Normal aches and pains or the occasional sniffle and cough may not alert you to go to the doctor, but establishing regular health exams and tests can help find potential problems before they start. Regular doctor’s visits can also help find problems early, when your chances for treatment and cure are better. So, that sniffle or cough could end up being the flu or even worse.
By getting consistent health services, screenings and treatments, you are taking steps that help your chances for living a longer, healthier life. Your age, health and family history, what you eat, how active you are, whether you smoke and other important factors impact what and how often you need healthcare.
Anton Kuzel, M.D., professor and chairman of the Department of Family Medicine and Population Health at Virginia Commonwealth University’s School of Medicine, provided insight on how often someone should see a doctor and what routine examinations we should have on a consistent basis to keep us healthy.
“The answer depends on age and health considerations.” comments Dr. Kuzel.
Infants and very young children have frequent visits to doctors for immunizations, parenting guidance/concerns and developmental screening. In general, young otherwise healthy adults should focus more on healthy behaviors (diet, exercise, no smoking or drugs, moderate or no use of alcohol, etc.) – this will have a much bigger impact on their ongoing health than doctor visits.
According to the U.S. Preventive Services Taskforce, the following are some recommended screenings:
- Screen for high blood pressure starting at age 18 and every five-to-seven years. People who are at increased risk of high blood pressure should have an annual screening starting at age 40.
- Screen for high cholesterol beginning at age 35 in men and 45 in women. If readings are normal, screen again every 5 years.
- Screen for diabetes in adults ages 40 to 70 who are overweight or obese. This should also be done for patients who have high blood pressure.
- Screen for cervical cancer with a Pap smear beginning at age 21 and continuing every 3 years to age 65.
- In average risk individuals, start screening for colon cancer starting at age 50. There are multiple options for screening and patients should select the one that makes sense to them.

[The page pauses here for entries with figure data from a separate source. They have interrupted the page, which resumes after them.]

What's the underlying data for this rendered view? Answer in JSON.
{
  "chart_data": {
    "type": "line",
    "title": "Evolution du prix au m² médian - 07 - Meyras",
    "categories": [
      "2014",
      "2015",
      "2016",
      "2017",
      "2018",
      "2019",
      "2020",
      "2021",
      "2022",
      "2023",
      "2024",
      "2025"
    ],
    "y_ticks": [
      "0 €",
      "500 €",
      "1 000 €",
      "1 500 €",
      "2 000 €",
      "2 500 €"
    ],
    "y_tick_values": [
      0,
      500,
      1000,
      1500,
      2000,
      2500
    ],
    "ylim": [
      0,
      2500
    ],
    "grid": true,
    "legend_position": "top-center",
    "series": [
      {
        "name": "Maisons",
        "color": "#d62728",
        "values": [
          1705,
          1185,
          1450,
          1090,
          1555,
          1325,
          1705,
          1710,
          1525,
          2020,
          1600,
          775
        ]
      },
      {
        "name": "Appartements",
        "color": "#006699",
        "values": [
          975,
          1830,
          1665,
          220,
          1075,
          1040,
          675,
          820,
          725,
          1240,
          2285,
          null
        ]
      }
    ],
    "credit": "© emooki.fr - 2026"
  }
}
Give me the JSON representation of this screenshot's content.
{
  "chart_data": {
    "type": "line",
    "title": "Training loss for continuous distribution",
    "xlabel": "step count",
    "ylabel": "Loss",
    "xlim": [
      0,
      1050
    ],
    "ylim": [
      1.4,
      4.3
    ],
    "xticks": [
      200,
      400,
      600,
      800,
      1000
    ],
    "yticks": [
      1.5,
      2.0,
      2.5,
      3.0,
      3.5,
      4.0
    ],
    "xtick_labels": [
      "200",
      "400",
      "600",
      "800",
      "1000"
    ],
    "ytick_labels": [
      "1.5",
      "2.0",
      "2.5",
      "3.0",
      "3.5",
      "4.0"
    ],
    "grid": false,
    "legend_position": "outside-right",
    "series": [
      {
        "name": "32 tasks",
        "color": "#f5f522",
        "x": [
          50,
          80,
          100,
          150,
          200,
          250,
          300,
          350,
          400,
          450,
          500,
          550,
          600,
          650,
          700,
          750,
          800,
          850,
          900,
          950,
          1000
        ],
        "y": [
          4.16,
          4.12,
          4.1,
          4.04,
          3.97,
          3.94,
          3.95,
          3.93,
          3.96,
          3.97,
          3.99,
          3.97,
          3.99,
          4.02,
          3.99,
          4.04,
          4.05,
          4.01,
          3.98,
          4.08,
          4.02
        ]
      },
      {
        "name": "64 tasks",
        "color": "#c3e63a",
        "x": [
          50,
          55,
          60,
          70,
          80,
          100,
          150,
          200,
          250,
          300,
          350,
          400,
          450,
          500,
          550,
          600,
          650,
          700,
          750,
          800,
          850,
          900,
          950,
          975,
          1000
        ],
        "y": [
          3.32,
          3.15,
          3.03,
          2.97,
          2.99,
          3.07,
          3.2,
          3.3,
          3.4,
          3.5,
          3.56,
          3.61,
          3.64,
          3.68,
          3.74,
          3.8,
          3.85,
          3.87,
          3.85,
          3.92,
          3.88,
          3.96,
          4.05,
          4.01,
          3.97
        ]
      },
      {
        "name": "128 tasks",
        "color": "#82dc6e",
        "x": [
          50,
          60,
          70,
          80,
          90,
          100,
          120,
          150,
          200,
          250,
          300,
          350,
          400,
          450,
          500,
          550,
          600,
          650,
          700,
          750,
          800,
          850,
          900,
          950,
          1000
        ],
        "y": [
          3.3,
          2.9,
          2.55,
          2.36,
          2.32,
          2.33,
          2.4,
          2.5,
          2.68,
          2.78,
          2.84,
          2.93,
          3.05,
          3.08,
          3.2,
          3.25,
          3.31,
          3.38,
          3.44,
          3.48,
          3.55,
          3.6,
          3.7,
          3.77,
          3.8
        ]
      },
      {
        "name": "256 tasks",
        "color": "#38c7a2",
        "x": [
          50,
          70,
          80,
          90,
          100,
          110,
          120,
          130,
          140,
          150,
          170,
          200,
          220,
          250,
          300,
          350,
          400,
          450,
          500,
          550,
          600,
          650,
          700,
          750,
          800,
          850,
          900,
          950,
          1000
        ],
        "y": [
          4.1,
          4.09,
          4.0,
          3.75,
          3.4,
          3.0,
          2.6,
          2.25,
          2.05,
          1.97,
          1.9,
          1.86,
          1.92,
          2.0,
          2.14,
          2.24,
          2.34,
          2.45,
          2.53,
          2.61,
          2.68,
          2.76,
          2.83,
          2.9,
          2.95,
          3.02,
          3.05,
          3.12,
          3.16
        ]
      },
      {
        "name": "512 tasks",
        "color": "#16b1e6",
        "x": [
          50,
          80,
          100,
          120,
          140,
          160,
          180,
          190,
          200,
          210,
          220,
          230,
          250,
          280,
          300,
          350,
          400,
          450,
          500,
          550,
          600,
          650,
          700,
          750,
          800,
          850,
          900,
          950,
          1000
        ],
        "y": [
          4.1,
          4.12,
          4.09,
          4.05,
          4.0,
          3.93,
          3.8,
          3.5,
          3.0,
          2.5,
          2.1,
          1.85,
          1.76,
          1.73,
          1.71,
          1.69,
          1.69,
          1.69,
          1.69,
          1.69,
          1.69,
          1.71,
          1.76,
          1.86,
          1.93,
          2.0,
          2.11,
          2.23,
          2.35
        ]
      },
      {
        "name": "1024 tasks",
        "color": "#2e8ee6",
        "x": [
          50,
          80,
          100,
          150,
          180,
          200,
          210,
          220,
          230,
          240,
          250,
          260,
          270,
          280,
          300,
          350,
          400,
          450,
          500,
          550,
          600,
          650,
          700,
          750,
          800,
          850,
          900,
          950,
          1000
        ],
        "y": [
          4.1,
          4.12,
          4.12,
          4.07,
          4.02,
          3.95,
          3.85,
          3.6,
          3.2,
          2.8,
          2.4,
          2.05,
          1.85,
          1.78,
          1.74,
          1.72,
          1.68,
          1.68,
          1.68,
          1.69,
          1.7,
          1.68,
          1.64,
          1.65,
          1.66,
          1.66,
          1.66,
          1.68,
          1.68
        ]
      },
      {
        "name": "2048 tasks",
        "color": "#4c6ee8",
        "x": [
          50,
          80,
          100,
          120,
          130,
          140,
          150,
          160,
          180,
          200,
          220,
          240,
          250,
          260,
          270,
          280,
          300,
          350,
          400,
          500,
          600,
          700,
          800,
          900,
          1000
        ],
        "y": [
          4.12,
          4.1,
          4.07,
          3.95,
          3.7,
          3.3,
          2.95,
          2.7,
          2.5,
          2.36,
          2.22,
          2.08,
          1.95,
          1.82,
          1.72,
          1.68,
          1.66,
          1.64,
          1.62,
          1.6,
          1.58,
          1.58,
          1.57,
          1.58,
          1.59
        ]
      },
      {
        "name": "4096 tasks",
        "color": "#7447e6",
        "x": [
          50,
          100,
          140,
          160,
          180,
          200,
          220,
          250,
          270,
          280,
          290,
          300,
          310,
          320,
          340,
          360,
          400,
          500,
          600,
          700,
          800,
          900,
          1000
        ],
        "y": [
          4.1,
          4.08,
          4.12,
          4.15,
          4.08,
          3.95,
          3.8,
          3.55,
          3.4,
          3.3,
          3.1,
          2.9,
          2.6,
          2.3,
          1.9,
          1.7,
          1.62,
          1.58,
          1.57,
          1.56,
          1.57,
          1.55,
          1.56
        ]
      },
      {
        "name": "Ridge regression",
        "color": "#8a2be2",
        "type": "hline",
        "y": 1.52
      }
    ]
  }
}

- Screen for breast cancer with mammograms every two years between the ages of 50 and 74.
Here are five things to consider when trying to figure out how frequently you should be seeing a doctor.
- When was the last time you went to a doctor?
- Has anything changed since the last time you went to a doctor? If there’s something that’s been bugging you and just doesn’t seem to be getting better, it’s time to see your doctor.
- When was the last time the doctor told you to follow up? If you’re not sure, you can always call the doctor’s office and ask. But there are variations on schedules for routine tests based on the results of your last test.
- Was there something you wanted to follow up on with the doctor? If your blood pressure was borderline high at the last visit, your doctor may have recommended ways to change your lifestyle to try and bring it back down to normal.
- Has something in your family medical history changed? Knowing your family history is important; it can impact your risk of certain diseases and the suggested screening tests to undergo.
“Some doctors will treat minor illness without requiring an office visit. If it is appropriate to have a face-to-face evaluation, I would recommend either going to a pharmacy-based walk-in clinic or, if more serious, an urgent care facility.” says Dr. Kuzel. “Only truly serious problems should prompt a visit to an emergency room. In most ERs, well over half the visits did not require the level of care available at an ER.”
The truth is there is no exact timetable for how frequently each individual needs to visit the doctor. Some people think they need to go multiple times a year, even when they are healthy and feeling well. Some people think they can forgo seeing a doctor until they get really sick.
The final question during every doctor’s visit should be when to come back. It’s important to make a schedule but not to forget to pay attention to other things that are happening inside and around you that may change when you should go back. Take charge of your health and schedule your next doctor’s visit now!